Einundzwanzig Filme - zwei Serien - elf deutsche Erstausstrahlungen
Vom 20. Juni bis 25. Juli 2024 präsentieren das BR Fernsehen (jeweils donnerstags um 23.15 Uhr) sechs und das rbb Fernsehen vom 18. Juli bis 29. August (jeweils donnerstags um 23.30 Uhr) sieben queere Filme. Das WDR Fernsehen zeigt zwischen dem 11. Juli und 29. August donnerstags ab 23.00 Uhr drei Spielfilme jenseits der Hetero-Norm. Bei ONE sind vom 13. Juli bis 10. August ab 21.40 Uhr freitags und samstags fünf queere Filme und zwei Serien zu sehen. Elf der insgesamt einundzwanzig Filme der aktuellen Sommerreihen sind deutsche Erstausstrahlungen.

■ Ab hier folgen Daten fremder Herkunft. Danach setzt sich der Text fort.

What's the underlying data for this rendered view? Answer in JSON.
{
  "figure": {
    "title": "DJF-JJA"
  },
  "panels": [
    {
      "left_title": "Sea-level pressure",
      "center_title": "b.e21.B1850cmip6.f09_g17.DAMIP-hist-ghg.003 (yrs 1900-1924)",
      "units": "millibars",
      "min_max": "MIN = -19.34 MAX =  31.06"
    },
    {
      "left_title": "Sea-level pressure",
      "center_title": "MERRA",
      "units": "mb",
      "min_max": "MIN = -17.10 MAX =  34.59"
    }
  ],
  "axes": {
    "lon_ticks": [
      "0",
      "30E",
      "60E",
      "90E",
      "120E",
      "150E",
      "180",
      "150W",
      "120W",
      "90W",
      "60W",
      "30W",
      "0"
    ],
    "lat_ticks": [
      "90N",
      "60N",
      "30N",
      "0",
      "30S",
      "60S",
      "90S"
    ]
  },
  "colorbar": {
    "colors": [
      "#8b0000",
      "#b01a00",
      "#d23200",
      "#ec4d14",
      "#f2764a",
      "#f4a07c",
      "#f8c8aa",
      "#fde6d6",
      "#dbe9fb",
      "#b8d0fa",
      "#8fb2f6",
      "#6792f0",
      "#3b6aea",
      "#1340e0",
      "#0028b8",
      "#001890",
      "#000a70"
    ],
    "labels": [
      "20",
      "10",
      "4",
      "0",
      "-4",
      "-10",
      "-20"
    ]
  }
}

Die Zuschauer:innen erwartet wieder großes Kino mit berührenden Liebesgeschichten, mitreißenden Coming-of-Age-Filmen und bewegenden Außenseiter:innen-Porträts. Nach der Ausstrahlung stehen die Filme und Serien jeweils für 30 Tage in der ARD Mediathek.
rbb-Programmdirektorin Martina Zöllner: "Der rbb setzt auch 2024 sein Engagement für die Vielfalt des queeren Kinos fort. Mit unserer Sommerfilmreihe rbb QUEER bieten wir erneut ein facettenreiches Angebot an herausragenden Produktionen und deutschen Erstausstrahlungen in der ARD Mediathek und im Fernsehen. Wir freuen uns, dass die Auswahl in diesem Jahr noch umfangreicher ist und wir mit ONE einen neuen Partner gewinnen konnten, nachdem bereits der BR und WDR Teil dieser Initiative sind. Die Filmreihe wurde 2018 vom rbb ins Leben gerufen, um die Vielfalt queerer Lebensrealitäten in unserer Gesellschaft auch im Programm zu spiegeln. Dieses Engagement halten wir auch weiterhin hoch."

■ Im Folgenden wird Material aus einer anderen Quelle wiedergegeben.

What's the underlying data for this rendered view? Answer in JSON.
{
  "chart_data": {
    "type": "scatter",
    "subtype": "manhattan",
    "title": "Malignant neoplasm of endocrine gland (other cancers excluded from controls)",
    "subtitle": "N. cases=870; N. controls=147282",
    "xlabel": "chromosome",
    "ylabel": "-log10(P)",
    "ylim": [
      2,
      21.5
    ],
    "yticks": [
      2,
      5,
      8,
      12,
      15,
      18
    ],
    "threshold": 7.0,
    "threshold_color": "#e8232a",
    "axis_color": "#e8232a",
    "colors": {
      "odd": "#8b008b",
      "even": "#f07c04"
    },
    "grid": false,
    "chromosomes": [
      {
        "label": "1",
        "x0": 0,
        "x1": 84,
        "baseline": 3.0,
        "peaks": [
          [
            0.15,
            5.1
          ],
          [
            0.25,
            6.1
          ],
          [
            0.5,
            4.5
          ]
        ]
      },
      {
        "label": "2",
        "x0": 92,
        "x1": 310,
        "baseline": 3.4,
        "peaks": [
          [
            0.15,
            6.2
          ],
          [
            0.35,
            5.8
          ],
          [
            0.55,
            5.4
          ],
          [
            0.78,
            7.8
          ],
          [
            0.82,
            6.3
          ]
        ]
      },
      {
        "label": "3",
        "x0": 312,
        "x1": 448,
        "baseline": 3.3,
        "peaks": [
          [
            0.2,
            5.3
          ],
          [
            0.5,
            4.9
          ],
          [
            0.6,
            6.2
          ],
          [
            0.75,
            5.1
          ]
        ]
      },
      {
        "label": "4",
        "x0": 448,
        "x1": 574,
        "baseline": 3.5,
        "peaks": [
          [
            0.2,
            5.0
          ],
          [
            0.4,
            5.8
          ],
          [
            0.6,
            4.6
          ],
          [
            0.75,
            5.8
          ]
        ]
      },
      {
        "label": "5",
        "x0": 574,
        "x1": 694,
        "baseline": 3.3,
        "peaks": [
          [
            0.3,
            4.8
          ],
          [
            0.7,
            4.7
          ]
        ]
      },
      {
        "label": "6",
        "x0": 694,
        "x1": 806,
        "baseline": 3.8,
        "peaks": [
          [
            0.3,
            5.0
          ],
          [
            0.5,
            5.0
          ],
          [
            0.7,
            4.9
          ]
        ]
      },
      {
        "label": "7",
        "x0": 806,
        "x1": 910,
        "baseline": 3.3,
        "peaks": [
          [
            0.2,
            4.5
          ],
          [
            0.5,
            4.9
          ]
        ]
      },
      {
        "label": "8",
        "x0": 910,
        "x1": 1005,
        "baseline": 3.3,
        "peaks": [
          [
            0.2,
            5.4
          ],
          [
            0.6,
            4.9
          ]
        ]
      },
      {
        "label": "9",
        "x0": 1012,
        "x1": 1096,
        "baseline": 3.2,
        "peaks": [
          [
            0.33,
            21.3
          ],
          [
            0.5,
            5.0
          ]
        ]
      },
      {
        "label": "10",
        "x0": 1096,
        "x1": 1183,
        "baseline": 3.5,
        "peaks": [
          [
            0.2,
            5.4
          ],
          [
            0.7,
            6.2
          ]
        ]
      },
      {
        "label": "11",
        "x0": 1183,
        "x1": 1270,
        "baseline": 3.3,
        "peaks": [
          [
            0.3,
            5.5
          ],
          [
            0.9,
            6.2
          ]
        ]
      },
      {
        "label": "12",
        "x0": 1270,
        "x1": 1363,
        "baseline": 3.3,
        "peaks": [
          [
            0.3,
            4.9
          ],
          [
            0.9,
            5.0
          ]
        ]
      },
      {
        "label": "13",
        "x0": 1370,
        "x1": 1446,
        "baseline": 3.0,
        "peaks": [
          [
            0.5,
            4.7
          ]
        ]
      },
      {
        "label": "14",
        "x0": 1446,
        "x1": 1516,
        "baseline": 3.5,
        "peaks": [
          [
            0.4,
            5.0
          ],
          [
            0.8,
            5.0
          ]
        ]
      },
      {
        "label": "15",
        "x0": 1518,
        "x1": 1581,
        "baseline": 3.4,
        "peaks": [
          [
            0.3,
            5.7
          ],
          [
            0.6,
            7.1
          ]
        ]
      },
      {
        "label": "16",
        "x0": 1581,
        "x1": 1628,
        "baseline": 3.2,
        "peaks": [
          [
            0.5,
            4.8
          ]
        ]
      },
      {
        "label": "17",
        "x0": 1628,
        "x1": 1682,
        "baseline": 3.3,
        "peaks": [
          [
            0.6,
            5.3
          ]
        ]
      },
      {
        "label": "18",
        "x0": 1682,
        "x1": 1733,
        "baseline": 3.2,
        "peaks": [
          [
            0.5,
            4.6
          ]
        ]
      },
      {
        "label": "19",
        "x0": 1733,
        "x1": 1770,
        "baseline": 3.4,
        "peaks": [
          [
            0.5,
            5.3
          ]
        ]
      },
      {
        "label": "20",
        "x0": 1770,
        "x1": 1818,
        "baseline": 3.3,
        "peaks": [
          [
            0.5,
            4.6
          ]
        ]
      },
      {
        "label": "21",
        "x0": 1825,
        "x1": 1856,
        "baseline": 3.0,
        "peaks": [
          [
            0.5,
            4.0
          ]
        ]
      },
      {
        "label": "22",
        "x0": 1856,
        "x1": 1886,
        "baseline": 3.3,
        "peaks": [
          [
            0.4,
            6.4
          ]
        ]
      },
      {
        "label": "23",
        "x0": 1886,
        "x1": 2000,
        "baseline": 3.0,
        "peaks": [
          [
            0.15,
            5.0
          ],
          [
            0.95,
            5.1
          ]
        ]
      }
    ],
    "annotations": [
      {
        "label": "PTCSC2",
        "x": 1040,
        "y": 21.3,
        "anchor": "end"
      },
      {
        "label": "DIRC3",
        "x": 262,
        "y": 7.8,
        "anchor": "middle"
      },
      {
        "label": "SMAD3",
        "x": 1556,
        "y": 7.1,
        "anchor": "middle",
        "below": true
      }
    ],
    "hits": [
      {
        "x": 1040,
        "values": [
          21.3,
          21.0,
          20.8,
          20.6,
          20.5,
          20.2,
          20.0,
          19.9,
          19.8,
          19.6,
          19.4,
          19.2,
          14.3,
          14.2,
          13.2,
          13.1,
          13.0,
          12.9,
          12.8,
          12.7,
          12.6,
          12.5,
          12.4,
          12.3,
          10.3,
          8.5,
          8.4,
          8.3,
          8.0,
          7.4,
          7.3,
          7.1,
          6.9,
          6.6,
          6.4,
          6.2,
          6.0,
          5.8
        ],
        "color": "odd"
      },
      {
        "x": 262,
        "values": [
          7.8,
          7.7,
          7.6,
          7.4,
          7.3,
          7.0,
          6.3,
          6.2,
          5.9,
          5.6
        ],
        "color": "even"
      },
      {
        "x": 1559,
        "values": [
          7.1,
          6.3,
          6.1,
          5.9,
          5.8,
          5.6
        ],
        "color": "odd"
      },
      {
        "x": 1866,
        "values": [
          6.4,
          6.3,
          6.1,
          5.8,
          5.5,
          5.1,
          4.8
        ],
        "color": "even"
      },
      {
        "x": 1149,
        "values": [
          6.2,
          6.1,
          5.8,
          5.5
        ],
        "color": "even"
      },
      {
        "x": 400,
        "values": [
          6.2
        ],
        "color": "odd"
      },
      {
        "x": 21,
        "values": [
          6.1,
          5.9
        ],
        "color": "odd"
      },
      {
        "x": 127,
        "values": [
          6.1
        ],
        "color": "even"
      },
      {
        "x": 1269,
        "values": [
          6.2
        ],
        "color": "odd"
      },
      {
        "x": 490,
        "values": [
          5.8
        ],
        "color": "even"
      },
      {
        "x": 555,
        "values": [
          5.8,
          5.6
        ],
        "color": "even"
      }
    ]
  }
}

BR-Programmdirektor Kultur Björn Wilhelm: "BR QUEER gehört längst zu den Highlights des Sommerprogramms des Bayerischen Rundfunks. Über 2,6 Millionen Abrufe für die vom rbb initiierte Reihe in der ARD Mediathek im letzten Jahr belegen eindrucksvoll, wie sehr das Publikum diese Gemeinschaftsinitiative schätzt und wie erfolgreich eine gemeinsame Kraftanstrengung innerhalb der ARD sein kann. Deswegen freue ich mich sehr, dass wir auch in diesem Jahr wieder dabei sind und über Sender-, Landes- und Mediengrenzen hinaus sorgfältig kuratiertes Programm für alle Menschen anbieten - 2024 sind es nun schon 21 herausragende Filme sowie zwei starke Serien, die spannende und authentische Geschichten aus queeren Lebenswelten erzählen."

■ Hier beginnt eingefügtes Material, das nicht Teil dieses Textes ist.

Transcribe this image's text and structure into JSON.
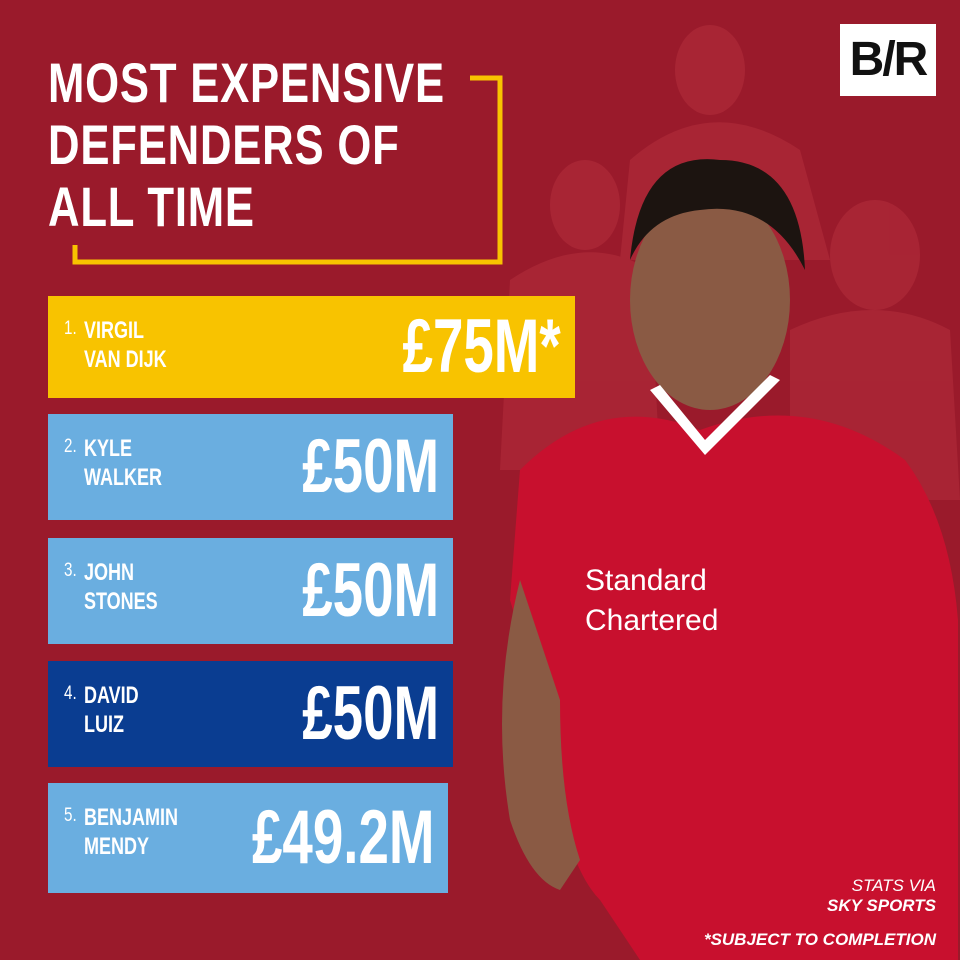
{
  "logo": "B/R",
  "title": [
    "MOST EXPENSIVE",
    "DEFENDERS OF",
    "ALL TIME"
  ],
  "rows": [
    {
      "rank": "1.",
      "name": [
        "VIRGIL",
        "VAN DIJK"
      ],
      "fee": "£75M*"
    },
    {
      "rank": "2.",
      "name": [
        "KYLE",
        "WALKER"
      ],
      "fee": "£50M"
    },
    {
      "rank": "3.",
      "name": [
        "JOHN",
        "STONES"
      ],
      "fee": "£50M"
    },
    {
      "rank": "4.",
      "name": [
        "DAVID",
        "LUIZ"
      ],
      "fee": "£50M"
    },
    {
      "rank": "5.",
      "name": [
        "BENJAMIN",
        "MENDY"
      ],
      "fee": "£49.2M"
    }
  ],
  "source": [
    "STATS VIA",
    "SKY SPORTS"
  ],
  "footnote": "*SUBJECT TO COMPLETION"
}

Jakob Kijas, Geschäftsführer von Salzgeber, ergänzt: "Es ist eine große Freude zu sehen, wie die queere Filminitiative des rbb jedes Jahr wächst und sich ihr immer mehr ARD-Sender anschließen. Besonders begeistert mich die gemeinsame Entscheidung, die Reihe prominent in der ARD Mediathek zu platzieren. Mehr queere Filme, die im Schnitt länger in der ARD Mediathek zu sehen sind, bedeuten eine größere Sichtbarkeit für queere Figuren und Geschichten - und damit eine authentischere und breitere Repräsentation unserer diversen Gesellschaft. Das vielfältige Angebot in diesem Jahr verspricht wieder einen Sommer der filmischen Entdeckungen!"
Queeres Erwachen
Schmetterlinge im Bauch, Coming-out und das erste Mal. Das nicht-heteronormative Kino ist reich an Geschichten über das Heranwachsen - und darüber, wie sich das queere Erwachen vom heterosexuellen unterscheidet. In diesem Jahr finden sich gleich sechs Coming-of-Age-Filme im queeren Filmprogramm der Sender, vier davon sind aus der weiblichen Perspektive erzählt.
"Girls Girls Girls" (BR, 20. Juni), der Eröffnungsfilm von BR QUEER, erzählt von den drei Freundinnen Rönköö, Mimmi und Emma, die sich auf die Suche nach der ersten großen Liebe machen. Es geht um unbändigen Lebenshunger und die Lust auf super-guten Sex, um Rückschläge und Verletzungen - und das Gefühl, dass man einem anderen Menschen so nah sein will, dass es nicht reicht, nur seine Haut zu berühren. Der wilde Freundinnenfilm der finnischen Regisseurin Alli Haapasalo wurde in Sundance mit dem Publikumspreis ausgezeichnet.
Mitreißend und temporeich erzählt Marion Desseigne Ravel in ihrem Debütfilm "Besties" (rbb, 1. August) eine moderne, raue "Julia und Julia"-Variante in einem Pariser Vorort: Nedjma und Zina gehören verfeindeten Gangs an - und verlieben sich ineinander. Tagsüber prügeln sie sich, nachts liegen sie sich in den Armen. Authentisch und stets dicht an ihren Figuren, ist "Besties" eine echte Perle des jungen queeren Kinos aus Frankreich.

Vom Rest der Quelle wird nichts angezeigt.